Por: André | 21 Junho 2013
Jesus Cristo não é uma imagem, uma foto fixada no tempo. Jesus Cristo é uma imagem atual que devemos reconhecer aqui e agora.
A reflexão é de Raymond Gravel, padre da Diocese de Joliette, Canadá, e publicada no sítio Réflexions de Raymond Gravel, comentando as leituras do 12º Domingo do Tempo Comum – Ciclo C do Ano Litúrgico. A tradução é do Cepat.
Eis o texto.
Referências bíblicas:
Primeira Leitura: Zc 12, 10-11; 13, 1
Segunda Leitura: Gl 3, 26-29
Evangelho: Lc 9, 18-24
O teólogo francês Hyacinthe Vulliez escreve: “Imaginemos que Jesus aparecesse em plena assembleia dominical, cantando e ouvindo. E que, no meio da homilia, ele parasse o fluxo das palavras e pedisse silêncio. Um silêncio profundo, pleno, uma vez que cada um terá feito um profundo silêncio interior. Então, calmamente, com voz suave e firme perguntasse: para vocês, pessoal e coletivamente, para vocês que estão reunidos aqui em meu nome, quem sou eu?”. Quais seriam as nossas respostas?
1. Uma imagem do passado
Quantos de nós responderiam como no Evangelho de Lucas? “Eles responderam: para alguns é João Batista; para outros, Elias; para outros ainda, algum dos profetas antigos que ressuscitou” (Lc 9, 19), porque, muitas vezes, nós temos uma imagem feita sobre esse Jesus, o profeta por excelência, de que nos falam as Escrituras... É uma imagem do passado. Assim mesmo, para a maioria dos cristãos, acrescentaríamos sem dúvida a resposta de Pedro: “Tu é o Messias de Deus” (Lc 9, 20b). Mas, mesmo esta é uma resposta que se refere exclusivamente ao passado, às imagens que nós aprendemos desde que nos tornamos cristãos.

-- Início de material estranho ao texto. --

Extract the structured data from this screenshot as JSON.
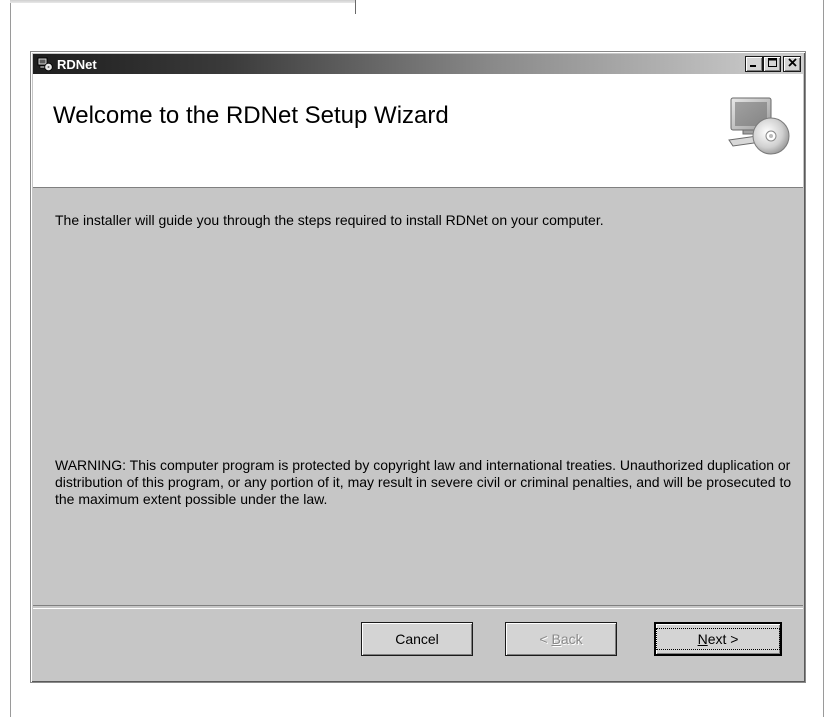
{
  "window": {
    "title": "RDNet",
    "controls": {
      "minimize": "_",
      "maximize": "□",
      "close": "✕"
    }
  },
  "banner": {
    "title": "Welcome to the RDNet Setup Wizard",
    "icon": "computer-cd-icon"
  },
  "body": {
    "intro": "The installer will guide you through the steps required to install RDNet on your computer.",
    "warning": "WARNING: This computer program is protected by copyright law and international treaties. Unauthorized duplication or distribution of this program, or any portion of it, may result in severe civil or criminal penalties, and will be prosecuted to the maximum extent possible under the law."
  },
  "buttons": {
    "cancel": "Cancel",
    "back_prefix": "< ",
    "back_mnemonic": "B",
    "back_rest": "ack",
    "next_mnemonic": "N",
    "next_rest": "ext >"
  },
  "colors": {
    "dialog_bg": "#c6c6c6",
    "banner_bg": "#ffffff",
    "titlebar_start": "#1e1e1e",
    "titlebar_end": "#d0d0d0"
  }
}
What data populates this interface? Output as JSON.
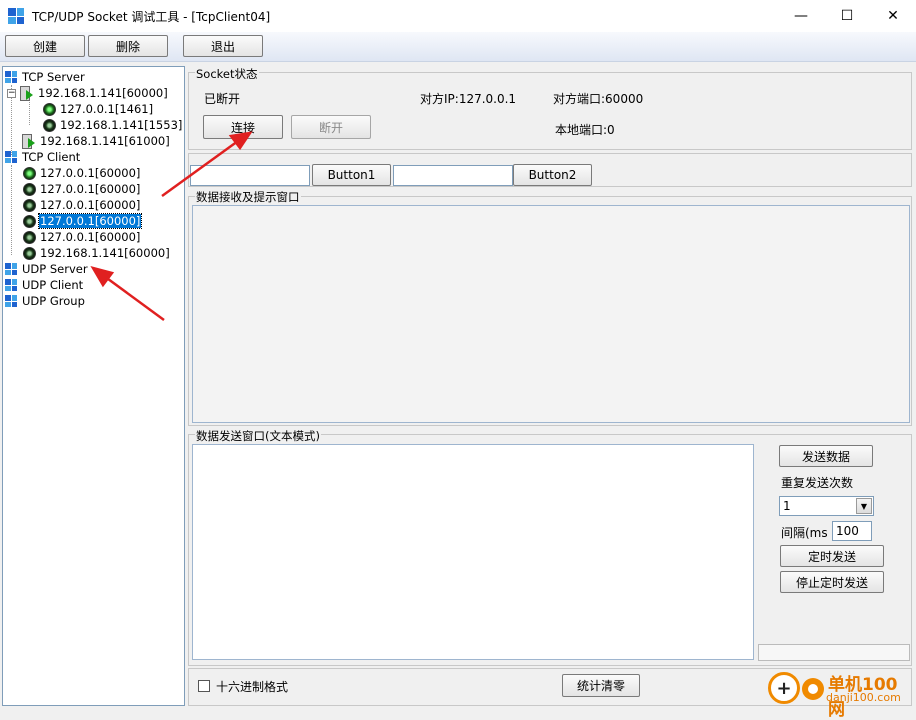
{
  "window": {
    "title": "TCP/UDP Socket 调试工具 - [TcpClient04]",
    "minimize_glyph": "—",
    "maximize_glyph": "☐",
    "close_glyph": "✕"
  },
  "toolbar": {
    "create_label": "创建",
    "delete_label": "删除",
    "exit_label": "退出"
  },
  "tree": {
    "tcp_server": "TCP Server",
    "tcp_server_children": [
      "192.168.1.141[60000]",
      "127.0.0.1[1461]",
      "192.168.1.141[1553]",
      "192.168.1.141[61000]"
    ],
    "tcp_client": "TCP Client",
    "tcp_client_children": [
      "127.0.0.1[60000]",
      "127.0.0.1[60000]",
      "127.0.0.1[60000]",
      "127.0.0.1[60000]",
      "127.0.0.1[60000]",
      "192.168.1.141[60000]"
    ],
    "udp_server": "UDP Server",
    "udp_client": "UDP Client",
    "udp_group": "UDP Group",
    "expander_glyph": "−"
  },
  "socket_status": {
    "group_title": "Socket状态",
    "state": "已断开",
    "remote_ip": "对方IP:127.0.0.1",
    "remote_port": "对方端口:60000",
    "local_port": "本地端口:0",
    "connect_label": "连接",
    "disconnect_label": "断开"
  },
  "custom": {
    "button1_label": "Button1",
    "button2_label": "Button2",
    "input1_value": "",
    "input2_value": ""
  },
  "receive": {
    "group_title": "数据接收及提示窗口"
  },
  "send": {
    "group_title": "数据发送窗口(文本模式)",
    "send_label": "发送数据",
    "repeat_label": "重复发送次数",
    "repeat_value": "1",
    "interval_label": "间隔(ms",
    "interval_value": "100",
    "timer_send_label": "定时发送",
    "stop_timer_label": "停止定时发送"
  },
  "footer": {
    "hex_label": "十六进制格式",
    "reset_label": "统计清零"
  },
  "watermark": {
    "logo_glyph": "+",
    "name": "单机100网",
    "url": "danji100.com"
  },
  "colors": {
    "accent": "#f08a00",
    "selection": "#0078d7",
    "arrow": "#e02020"
  }
}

O exegeta francês Jean Debruynne escreve: “Ninguém é capaz de ver em Jesus alguém que não seja um sobrevivente do passado ou das lembranças. Jesus é traído por sua imagem pública. Os cristãos, assim como os outros, sempre terão dificuldades para aceitar que Jesus possa escapar dos modelos que cada um tem na cabeça. Aceitar que Jesus possa ser qualquer outro que a ideia que eu tenho dele, é ao mesmo tempo reconhecer que é aos homens e às mulheres que Deus quis confiar a sua imagem”. Isso quer dizer exatamente o quê? Que Jesus Cristo não é uma imagem, uma foto fixada no tempo. Jesus Cristo é uma imagem atual que devemos reconhecer aqui e agora. Mas, antes, que características deram a ele aqueles que nos falaram dele?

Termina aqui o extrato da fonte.